A pesquisa Nascer no Brasil, publicada pela Fundação Oswaldo Cruz, mostra que 70% das mulheres no nosso país inicia o pré-natal desejando o parto normal, mas mudam de ideia durante gestação. A que você credita a desconstrução desse desejo inicial?
Culturalmente existe uma ideia de que a cesariana é associada até a uma condição econômica melhor porque até a algum tempo diziam que se você pode pagar por uma cesariana, ela será feita. Existe uma conveniência no sistema hospitalar de que seja feita uma cesariana porque o tempo de utilização de uma sala de parto é menor. Passamos por uma escassez de anestesistas para cuidar da analgesia de parto e, hoje, temos uma escassez de boas histórias de que realmente foi bom para uma mulher ter um parto normal. É impossível não falar sobre a conveniência não só da paciente, como também a conveniência do médico, principalmente pela falta de remuneração que existe a atenção ao trabalho de parto. São poucos os planos de saúde que remuneram o acompanhamento do trabalho de parto, o que é remunerado com o mesmo valor de uma cesariana é o momento do parto. Não é aumentando as taxas de cesariana que nós vamos resolver os problemas da assistência obstétrica.
É correto afirmar que a aprovação do PL pode trazer consequências catastróficas para a organização do SUS?
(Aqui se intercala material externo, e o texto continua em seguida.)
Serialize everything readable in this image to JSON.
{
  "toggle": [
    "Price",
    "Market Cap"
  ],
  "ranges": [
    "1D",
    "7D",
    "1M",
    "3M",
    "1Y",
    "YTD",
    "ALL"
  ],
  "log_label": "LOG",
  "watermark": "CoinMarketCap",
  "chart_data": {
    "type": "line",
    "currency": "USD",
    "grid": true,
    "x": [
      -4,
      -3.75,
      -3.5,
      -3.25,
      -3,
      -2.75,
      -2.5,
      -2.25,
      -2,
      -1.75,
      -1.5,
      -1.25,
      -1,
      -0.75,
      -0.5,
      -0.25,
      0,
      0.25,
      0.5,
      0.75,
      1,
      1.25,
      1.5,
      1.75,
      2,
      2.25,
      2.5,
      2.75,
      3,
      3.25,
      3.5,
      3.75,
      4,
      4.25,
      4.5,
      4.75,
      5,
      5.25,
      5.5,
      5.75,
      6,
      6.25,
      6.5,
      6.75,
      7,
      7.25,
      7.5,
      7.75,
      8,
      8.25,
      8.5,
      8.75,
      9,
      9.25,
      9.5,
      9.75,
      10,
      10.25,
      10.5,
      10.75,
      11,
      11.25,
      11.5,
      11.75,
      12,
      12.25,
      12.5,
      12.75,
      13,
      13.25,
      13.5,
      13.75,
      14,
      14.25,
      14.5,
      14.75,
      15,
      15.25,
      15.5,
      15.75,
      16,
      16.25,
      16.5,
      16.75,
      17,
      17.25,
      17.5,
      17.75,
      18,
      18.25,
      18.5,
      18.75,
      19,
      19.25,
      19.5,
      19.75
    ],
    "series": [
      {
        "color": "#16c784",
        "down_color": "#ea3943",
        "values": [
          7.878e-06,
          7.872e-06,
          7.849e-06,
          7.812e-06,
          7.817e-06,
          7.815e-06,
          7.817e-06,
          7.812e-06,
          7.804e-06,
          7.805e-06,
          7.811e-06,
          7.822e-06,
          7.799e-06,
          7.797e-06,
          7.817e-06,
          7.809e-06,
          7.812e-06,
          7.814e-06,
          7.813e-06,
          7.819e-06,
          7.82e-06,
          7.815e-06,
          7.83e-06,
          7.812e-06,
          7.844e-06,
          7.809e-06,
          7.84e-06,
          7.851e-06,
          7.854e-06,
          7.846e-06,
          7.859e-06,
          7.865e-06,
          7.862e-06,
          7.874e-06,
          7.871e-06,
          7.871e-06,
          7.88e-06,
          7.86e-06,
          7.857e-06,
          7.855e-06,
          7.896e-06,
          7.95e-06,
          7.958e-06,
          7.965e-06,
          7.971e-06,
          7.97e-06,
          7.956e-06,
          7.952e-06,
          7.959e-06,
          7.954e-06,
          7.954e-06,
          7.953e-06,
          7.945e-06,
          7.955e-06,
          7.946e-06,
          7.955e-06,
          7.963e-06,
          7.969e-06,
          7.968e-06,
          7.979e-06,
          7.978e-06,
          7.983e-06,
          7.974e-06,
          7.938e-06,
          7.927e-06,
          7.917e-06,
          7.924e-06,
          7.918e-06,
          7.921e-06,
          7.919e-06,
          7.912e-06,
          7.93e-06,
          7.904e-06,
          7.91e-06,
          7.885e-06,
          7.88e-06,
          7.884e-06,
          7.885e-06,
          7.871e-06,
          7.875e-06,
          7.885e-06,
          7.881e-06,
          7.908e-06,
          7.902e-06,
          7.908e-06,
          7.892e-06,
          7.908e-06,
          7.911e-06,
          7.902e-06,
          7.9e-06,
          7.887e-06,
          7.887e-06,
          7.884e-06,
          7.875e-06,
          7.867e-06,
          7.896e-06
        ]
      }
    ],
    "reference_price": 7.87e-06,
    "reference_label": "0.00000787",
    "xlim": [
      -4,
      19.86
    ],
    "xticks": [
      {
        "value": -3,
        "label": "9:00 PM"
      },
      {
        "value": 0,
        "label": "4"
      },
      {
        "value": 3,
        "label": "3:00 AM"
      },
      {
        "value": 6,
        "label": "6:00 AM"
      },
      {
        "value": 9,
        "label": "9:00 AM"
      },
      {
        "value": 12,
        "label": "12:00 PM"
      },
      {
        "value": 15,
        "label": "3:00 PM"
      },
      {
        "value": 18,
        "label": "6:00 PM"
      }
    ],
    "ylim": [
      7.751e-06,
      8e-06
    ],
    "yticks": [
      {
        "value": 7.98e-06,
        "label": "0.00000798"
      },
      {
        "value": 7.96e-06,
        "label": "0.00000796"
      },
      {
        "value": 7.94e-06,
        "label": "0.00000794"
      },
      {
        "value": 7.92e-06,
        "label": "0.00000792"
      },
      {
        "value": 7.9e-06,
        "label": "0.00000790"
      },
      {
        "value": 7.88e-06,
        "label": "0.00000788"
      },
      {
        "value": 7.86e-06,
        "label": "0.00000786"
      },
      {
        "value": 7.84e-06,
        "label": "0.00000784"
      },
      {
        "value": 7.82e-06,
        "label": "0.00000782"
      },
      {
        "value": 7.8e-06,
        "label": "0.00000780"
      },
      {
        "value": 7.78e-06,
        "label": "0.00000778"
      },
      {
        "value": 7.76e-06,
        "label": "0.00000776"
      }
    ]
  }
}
O sistema teria que passar por uma reorganização. Mas o que a gente observa é que talvez isso acabe não levando o sistema a se reorganizar da forma correta, mas sim, levar a punições para o médico. Na própria lei está colocado que, caso o médico ache que não é possível atender o desejo da mãe, ele deve registrar isso num prontuário. Mas como fica a impossibilidade do médico de atender o desejo porque não há anestesista ou equipe médica suficiente para realizar aquele procedimento naquele momento? Outro ponto importante é o tempo de internação após a cesárea e se isso não irá sobrecarregar o SUS. Nós já tivemos no último ano um número importante de fechamento de leitos de maternidade, então, agora, se aumentar o tempo de internação de pacientes, existe uma possibilidade de que se tenha uma falta de leitos obstétricos no estado de São Paulo. Uma lei que pode ter um efeito tão grande na saúde pública não pode ser aprovada sem que todos esses impactos sejam analisados.
Quais são os riscos de um PL com esse teor ser aprovado sem base em evidências científicas e dados epidemiológicos?
Estamos passando por uma situação em que o mundo inteiro está se concentrando em redução de taxas de cesarianas, nós somos o segundo país com mais taxas de cesarianas e estamos trabalhando para que essas taxas sejam maiores ainda. Então, é um contrassenso se comparado ao mundo todo. Quando você justifica que o projeto de lei vai levar à redução de paralisia cerebral, não há evidência científica que suporte essa afirmação. E nós não podemos ter um PL que seja aprovado com base em experiências e opiniões pessoais. Se tratando de saúde, é muito grave que se tome uma decisão sem uma análise correta dos impactos, ou que tenhamos evidências científicas que embasem esses projetos de lei.
Em relação à classe médica, ela precisa ser mais ouvida quando se trata de saúde da mulher e da população em geral na propositura de leis.